Mr. COLLINS has long cherished the intention of visiting. this country, partly for the purpose of making an extended lecturing tour, and partly for the purpose of collecting materials for a new story, illustrative of life on the Western frontier. Ill health has prevented the accomplishment of this plan; but our readers will be glad to learn that rest and travel have so far restored his strength that he hopes to make the journey during the present year.

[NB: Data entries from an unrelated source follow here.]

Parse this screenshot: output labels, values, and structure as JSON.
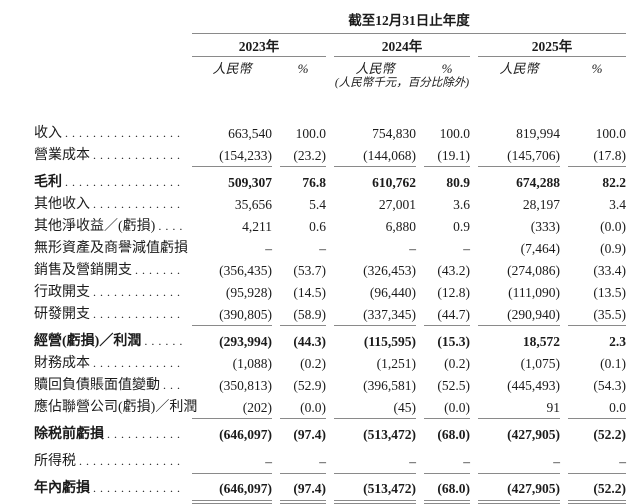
{
  "colors": {
    "text": "#1b1b1b",
    "rule_line": "#8a8a8a",
    "background": "#ffffff"
  },
  "header": {
    "period_title": "截至12月31日止年度",
    "unit_note": "(人民幣千元，百分比除外)",
    "years": [
      {
        "label": "2023年",
        "currency_label": "人民幣",
        "percent_label": "%"
      },
      {
        "label": "2024年",
        "currency_label": "人民幣",
        "percent_label": "%"
      },
      {
        "label": "2025年",
        "currency_label": "人民幣",
        "percent_label": "%"
      }
    ]
  },
  "table": {
    "rows": [
      {
        "label": "收入",
        "bold": false,
        "values": [
          "663,540",
          "100.0",
          "754,830",
          "100.0",
          "819,994",
          "100.0"
        ],
        "rule_after": null
      },
      {
        "label": "營業成本",
        "bold": false,
        "values": [
          "(154,233)",
          "(23.2)",
          "(144,068)",
          "(19.1)",
          "(145,706)",
          "(17.8)"
        ],
        "rule_after": "single"
      },
      {
        "label": "毛利",
        "bold": true,
        "values": [
          "509,307",
          "76.8",
          "610,762",
          "80.9",
          "674,288",
          "82.2"
        ],
        "rule_after": null
      },
      {
        "label": "其他收入",
        "bold": false,
        "values": [
          "35,656",
          "5.4",
          "27,001",
          "3.6",
          "28,197",
          "3.4"
        ],
        "rule_after": null
      },
      {
        "label": "其他淨收益／(虧損)",
        "bold": false,
        "values": [
          "4,211",
          "0.6",
          "6,880",
          "0.9",
          "(333)",
          "(0.0)"
        ],
        "rule_after": null
      },
      {
        "label": "無形資產及商譽減值虧損",
        "bold": false,
        "values": [
          "–",
          "–",
          "–",
          "–",
          "(7,464)",
          "(0.9)"
        ],
        "rule_after": null
      },
      {
        "label": "銷售及營銷開支",
        "bold": false,
        "values": [
          "(356,435)",
          "(53.7)",
          "(326,453)",
          "(43.2)",
          "(274,086)",
          "(33.4)"
        ],
        "rule_after": null
      },
      {
        "label": "行政開支",
        "bold": false,
        "values": [
          "(95,928)",
          "(14.5)",
          "(96,440)",
          "(12.8)",
          "(111,090)",
          "(13.5)"
        ],
        "rule_after": null
      },
      {
        "label": "研發開支",
        "bold": false,
        "values": [
          "(390,805)",
          "(58.9)",
          "(337,345)",
          "(44.7)",
          "(290,940)",
          "(35.5)"
        ],
        "rule_after": "single"
      },
      {
        "label": "經營(虧損)／利潤",
        "bold": true,
        "values": [
          "(293,994)",
          "(44.3)",
          "(115,595)",
          "(15.3)",
          "18,572",
          "2.3"
        ],
        "rule_after": null
      },
      {
        "label": "財務成本",
        "bold": false,
        "values": [
          "(1,088)",
          "(0.2)",
          "(1,251)",
          "(0.2)",
          "(1,075)",
          "(0.1)"
        ],
        "rule_after": null
      },
      {
        "label": "贖回負債賬面值變動",
        "bold": false,
        "values": [
          "(350,813)",
          "(52.9)",
          "(396,581)",
          "(52.5)",
          "(445,493)",
          "(54.3)"
        ],
        "rule_after": null
      },
      {
        "label": "應佔聯營公司(虧損)／利潤",
        "bold": false,
        "values": [
          "(202)",
          "(0.0)",
          "(45)",
          "(0.0)",
          "91",
          "0.0"
        ],
        "rule_after": "single"
      },
      {
        "label": "除税前虧損",
        "bold": true,
        "values": [
          "(646,097)",
          "(97.4)",
          "(513,472)",
          "(68.0)",
          "(427,905)",
          "(52.2)"
        ],
        "rule_after": null
      },
      {
        "label": "所得税",
        "bold": false,
        "extra_gap_before": true,
        "values": [
          "–",
          "–",
          "–",
          "–",
          "–",
          "–"
        ],
        "rule_after": "single"
      },
      {
        "label": "年內虧損",
        "bold": true,
        "values": [
          "(646,097)",
          "(97.4)",
          "(513,472)",
          "(68.0)",
          "(427,905)",
          "(52.2)"
        ],
        "rule_after": "double"
      }
    ]
  }
}
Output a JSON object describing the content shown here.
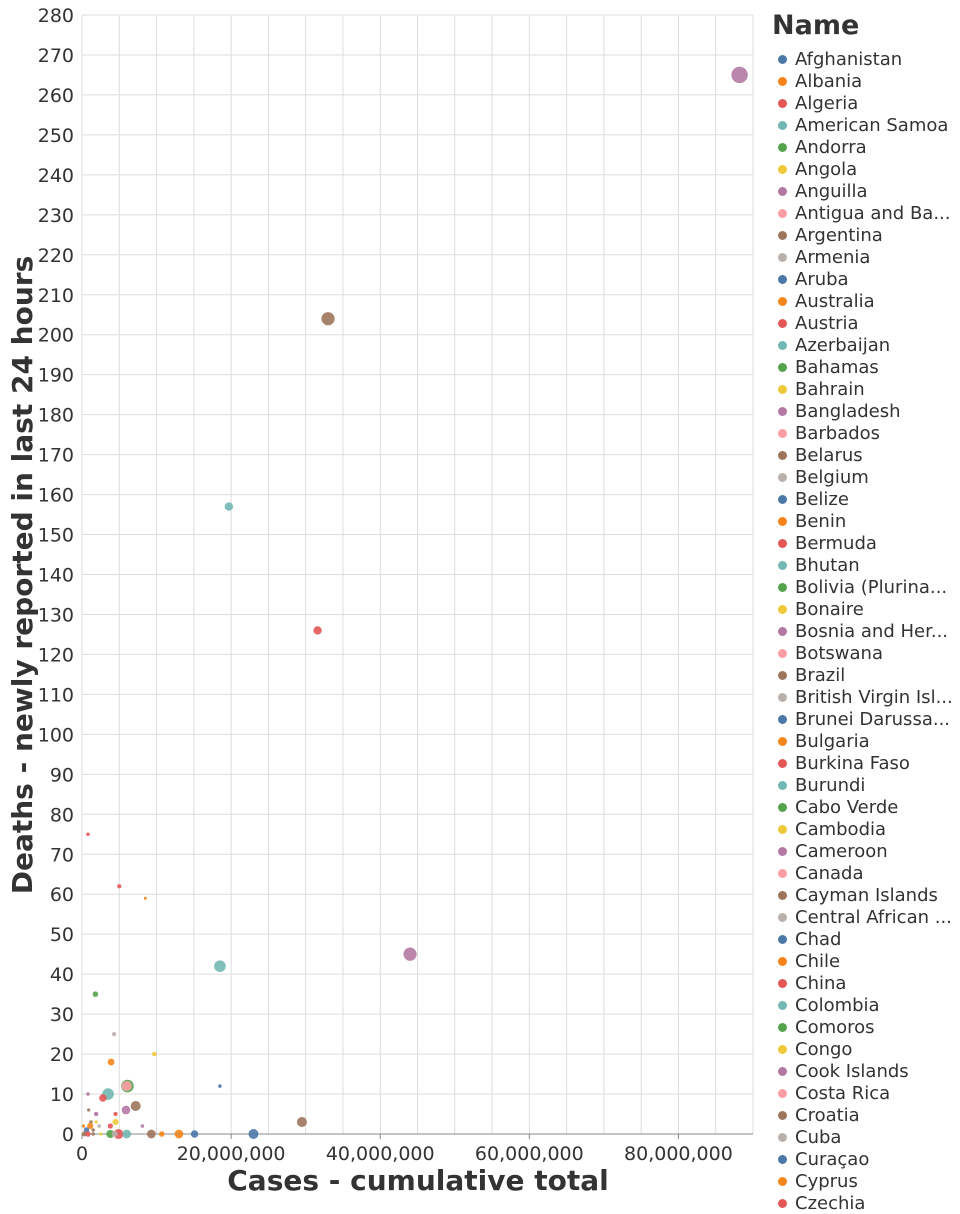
{
  "chart_data": {
    "type": "scatter",
    "xlabel": "Cases - cumulative total",
    "ylabel": "Deaths - newly reported in last 24 hours",
    "xlim": [
      0,
      90000000
    ],
    "ylim": [
      0,
      280
    ],
    "x_ticks": [
      0,
      20000000,
      40000000,
      60000000,
      80000000
    ],
    "x_tick_labels": [
      "0",
      "20,000,000",
      "40,000,000",
      "60,000,000",
      "80,000,000"
    ],
    "y_ticks": [
      0,
      10,
      20,
      30,
      40,
      50,
      60,
      70,
      80,
      90,
      100,
      110,
      120,
      130,
      140,
      150,
      160,
      170,
      180,
      190,
      200,
      210,
      220,
      230,
      240,
      250,
      260,
      270,
      280
    ],
    "grid": true,
    "legend": {
      "title": "Name",
      "placement": "right",
      "items": [
        {
          "label": "Afghanistan",
          "color": "#4c78a8"
        },
        {
          "label": "Albania",
          "color": "#f58518"
        },
        {
          "label": "Algeria",
          "color": "#e45756"
        },
        {
          "label": "American Samoa",
          "color": "#72b7b2"
        },
        {
          "label": "Andorra",
          "color": "#54a24b"
        },
        {
          "label": "Angola",
          "color": "#eeca3b"
        },
        {
          "label": "Anguilla",
          "color": "#b279a2"
        },
        {
          "label": "Antigua and Ba...",
          "color": "#ff9da6"
        },
        {
          "label": "Argentina",
          "color": "#9d755d"
        },
        {
          "label": "Armenia",
          "color": "#bab0ac"
        },
        {
          "label": "Aruba",
          "color": "#4c78a8"
        },
        {
          "label": "Australia",
          "color": "#f58518"
        },
        {
          "label": "Austria",
          "color": "#e45756"
        },
        {
          "label": "Azerbaijan",
          "color": "#72b7b2"
        },
        {
          "label": "Bahamas",
          "color": "#54a24b"
        },
        {
          "label": "Bahrain",
          "color": "#eeca3b"
        },
        {
          "label": "Bangladesh",
          "color": "#b279a2"
        },
        {
          "label": "Barbados",
          "color": "#ff9da6"
        },
        {
          "label": "Belarus",
          "color": "#9d755d"
        },
        {
          "label": "Belgium",
          "color": "#bab0ac"
        },
        {
          "label": "Belize",
          "color": "#4c78a8"
        },
        {
          "label": "Benin",
          "color": "#f58518"
        },
        {
          "label": "Bermuda",
          "color": "#e45756"
        },
        {
          "label": "Bhutan",
          "color": "#72b7b2"
        },
        {
          "label": "Bolivia (Plurina...",
          "color": "#54a24b"
        },
        {
          "label": "Bonaire",
          "color": "#eeca3b"
        },
        {
          "label": "Bosnia and Her...",
          "color": "#b279a2"
        },
        {
          "label": "Botswana",
          "color": "#ff9da6"
        },
        {
          "label": "Brazil",
          "color": "#9d755d"
        },
        {
          "label": "British Virgin Isl...",
          "color": "#bab0ac"
        },
        {
          "label": "Brunei Darussa...",
          "color": "#4c78a8"
        },
        {
          "label": "Bulgaria",
          "color": "#f58518"
        },
        {
          "label": "Burkina Faso",
          "color": "#e45756"
        },
        {
          "label": "Burundi",
          "color": "#72b7b2"
        },
        {
          "label": "Cabo Verde",
          "color": "#54a24b"
        },
        {
          "label": "Cambodia",
          "color": "#eeca3b"
        },
        {
          "label": "Cameroon",
          "color": "#b279a2"
        },
        {
          "label": "Canada",
          "color": "#ff9da6"
        },
        {
          "label": "Cayman Islands",
          "color": "#9d755d"
        },
        {
          "label": "Central African ...",
          "color": "#bab0ac"
        },
        {
          "label": "Chad",
          "color": "#4c78a8"
        },
        {
          "label": "Chile",
          "color": "#f58518"
        },
        {
          "label": "China",
          "color": "#e45756"
        },
        {
          "label": "Colombia",
          "color": "#72b7b2"
        },
        {
          "label": "Comoros",
          "color": "#54a24b"
        },
        {
          "label": "Congo",
          "color": "#eeca3b"
        },
        {
          "label": "Cook Islands",
          "color": "#b279a2"
        },
        {
          "label": "Costa Rica",
          "color": "#ff9da6"
        },
        {
          "label": "Croatia",
          "color": "#9d755d"
        },
        {
          "label": "Cuba",
          "color": "#bab0ac"
        },
        {
          "label": "Curaçao",
          "color": "#4c78a8"
        },
        {
          "label": "Cyprus",
          "color": "#f58518"
        },
        {
          "label": "Czechia",
          "color": "#e45756"
        }
      ]
    },
    "points": [
      {
        "x": 88200000,
        "y": 265,
        "size": 5,
        "color": "#b279a2"
      },
      {
        "x": 33000000,
        "y": 204,
        "size": 4,
        "color": "#9d755d"
      },
      {
        "x": 19700000,
        "y": 157,
        "size": 2.5,
        "color": "#72b7b2"
      },
      {
        "x": 31600000,
        "y": 126,
        "size": 2.5,
        "color": "#e45756"
      },
      {
        "x": 44000000,
        "y": 45,
        "size": 4,
        "color": "#b279a2"
      },
      {
        "x": 18500000,
        "y": 42,
        "size": 3.5,
        "color": "#72b7b2"
      },
      {
        "x": 800000,
        "y": 75,
        "size": 1,
        "color": "#e45756"
      },
      {
        "x": 5000000,
        "y": 62,
        "size": 1.2,
        "color": "#e45756"
      },
      {
        "x": 8500000,
        "y": 59,
        "size": 0.8,
        "color": "#f58518"
      },
      {
        "x": 1800000,
        "y": 35,
        "size": 1.6,
        "color": "#54a24b"
      },
      {
        "x": 4300000,
        "y": 25,
        "size": 1.2,
        "color": "#bab0ac"
      },
      {
        "x": 9700000,
        "y": 20,
        "size": 1.3,
        "color": "#eeca3b"
      },
      {
        "x": 3900000,
        "y": 18,
        "size": 2,
        "color": "#f58518"
      },
      {
        "x": 6100000,
        "y": 12,
        "size": 3.8,
        "color": "#54a24b"
      },
      {
        "x": 6000000,
        "y": 12,
        "size": 3,
        "color": "#ff9da6"
      },
      {
        "x": 18500000,
        "y": 12,
        "size": 1,
        "color": "#4c78a8"
      },
      {
        "x": 3500000,
        "y": 10,
        "size": 3.5,
        "color": "#72b7b2"
      },
      {
        "x": 2800000,
        "y": 9,
        "size": 2.2,
        "color": "#e45756"
      },
      {
        "x": 800000,
        "y": 10,
        "size": 1,
        "color": "#b279a2"
      },
      {
        "x": 7200000,
        "y": 7,
        "size": 3,
        "color": "#9d755d"
      },
      {
        "x": 5900000,
        "y": 6,
        "size": 2.6,
        "color": "#b279a2"
      },
      {
        "x": 900000,
        "y": 6,
        "size": 0.9,
        "color": "#9d755d"
      },
      {
        "x": 4500000,
        "y": 5,
        "size": 1.2,
        "color": "#e45756"
      },
      {
        "x": 1900000,
        "y": 5,
        "size": 1.3,
        "color": "#b279a2"
      },
      {
        "x": 4500000,
        "y": 3,
        "size": 1.8,
        "color": "#eeca3b"
      },
      {
        "x": 29500000,
        "y": 3,
        "size": 3,
        "color": "#9d755d"
      },
      {
        "x": 1200000,
        "y": 3,
        "size": 1,
        "color": "#9d755d"
      },
      {
        "x": 1900000,
        "y": 3,
        "size": 0.9,
        "color": "#eeca3b"
      },
      {
        "x": 3800000,
        "y": 2,
        "size": 1.5,
        "color": "#e45756"
      },
      {
        "x": 8100000,
        "y": 2,
        "size": 1,
        "color": "#b279a2"
      },
      {
        "x": 1100000,
        "y": 2,
        "size": 1.8,
        "color": "#f58518"
      },
      {
        "x": 200000,
        "y": 2,
        "size": 0.9,
        "color": "#f58518"
      },
      {
        "x": 2300000,
        "y": 2,
        "size": 1,
        "color": "#bab0ac"
      },
      {
        "x": 600000,
        "y": 1,
        "size": 1.6,
        "color": "#4c78a8"
      },
      {
        "x": 1500000,
        "y": 1,
        "size": 1,
        "color": "#9d755d"
      },
      {
        "x": 4900000,
        "y": 0,
        "size": 3,
        "color": "#e45756"
      },
      {
        "x": 6000000,
        "y": 0,
        "size": 2.6,
        "color": "#72b7b2"
      },
      {
        "x": 3800000,
        "y": 0,
        "size": 2.4,
        "color": "#54a24b"
      },
      {
        "x": 4400000,
        "y": 0,
        "size": 1.8,
        "color": "#bab0ac"
      },
      {
        "x": 9300000,
        "y": 0,
        "size": 2.6,
        "color": "#9d755d"
      },
      {
        "x": 10700000,
        "y": 0,
        "size": 1.6,
        "color": "#f58518"
      },
      {
        "x": 13000000,
        "y": 0,
        "size": 2.6,
        "color": "#f58518"
      },
      {
        "x": 15100000,
        "y": 0,
        "size": 2.2,
        "color": "#4c78a8"
      },
      {
        "x": 23000000,
        "y": 0,
        "size": 3,
        "color": "#4c78a8"
      },
      {
        "x": 300000,
        "y": 0,
        "size": 1.4,
        "color": "#9d755d"
      },
      {
        "x": 800000,
        "y": 0,
        "size": 1.6,
        "color": "#e45756"
      },
      {
        "x": 1500000,
        "y": 0,
        "size": 1,
        "color": "#9d755d"
      },
      {
        "x": 2500000,
        "y": 0,
        "size": 0.9,
        "color": "#eeca3b"
      }
    ]
  }
}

Judged from a purely intellectual standard, WILKIE COLLINS must unquestionably be ranked among the greatest of living novelists. He excels most of his contemporaries in subtlety and keen analysis, at the same time surpassing them in the novelty and startling interest of his dramatic situations. His new story, entitled The New Magdalen, now appearing in the pages of Harper's Magazine, is, without question, the greatest of his works The opening scene is laid on the Rhine frontier during the late Franco-German war The story turns upon the assumption by one woman of the name and social position of another. The heroine who takes this bold step was formerly a Magdalen of London, whose past character, despite her noblest exertions, has persistently followed her, and prevented her from regaining that social position which she now seeks to retrieve by deception. The story abounds in those dramatic scenes and situations which constitute one of the great attractions of his fictions. The heroine, who, as we have said, has tried in vain to raise herself above the level to which she has fallen, becomes a nurse in a military field hospital during the German-French war, and while there makes the acquaintance of a young lady, the orphan of a colonel in the British army, who is on her way to friends in England, in whom she becomes interested, and whose story she learns. While waiting overnight at a French ambulance during an engagement this young lady is apparently killed by the explosion of a shell; and the heroine of the story conceives the plan of changing clothes with her and assuming her name. Circumstances favor the accomplishment of the plan. The young woman who was supposed to be dead comes to life, however, and endeavors to assert her personality and rights. That the career growing out of such a complication is one of thrilling interest no need be told who has read WILKIE COLLINS’S former tales.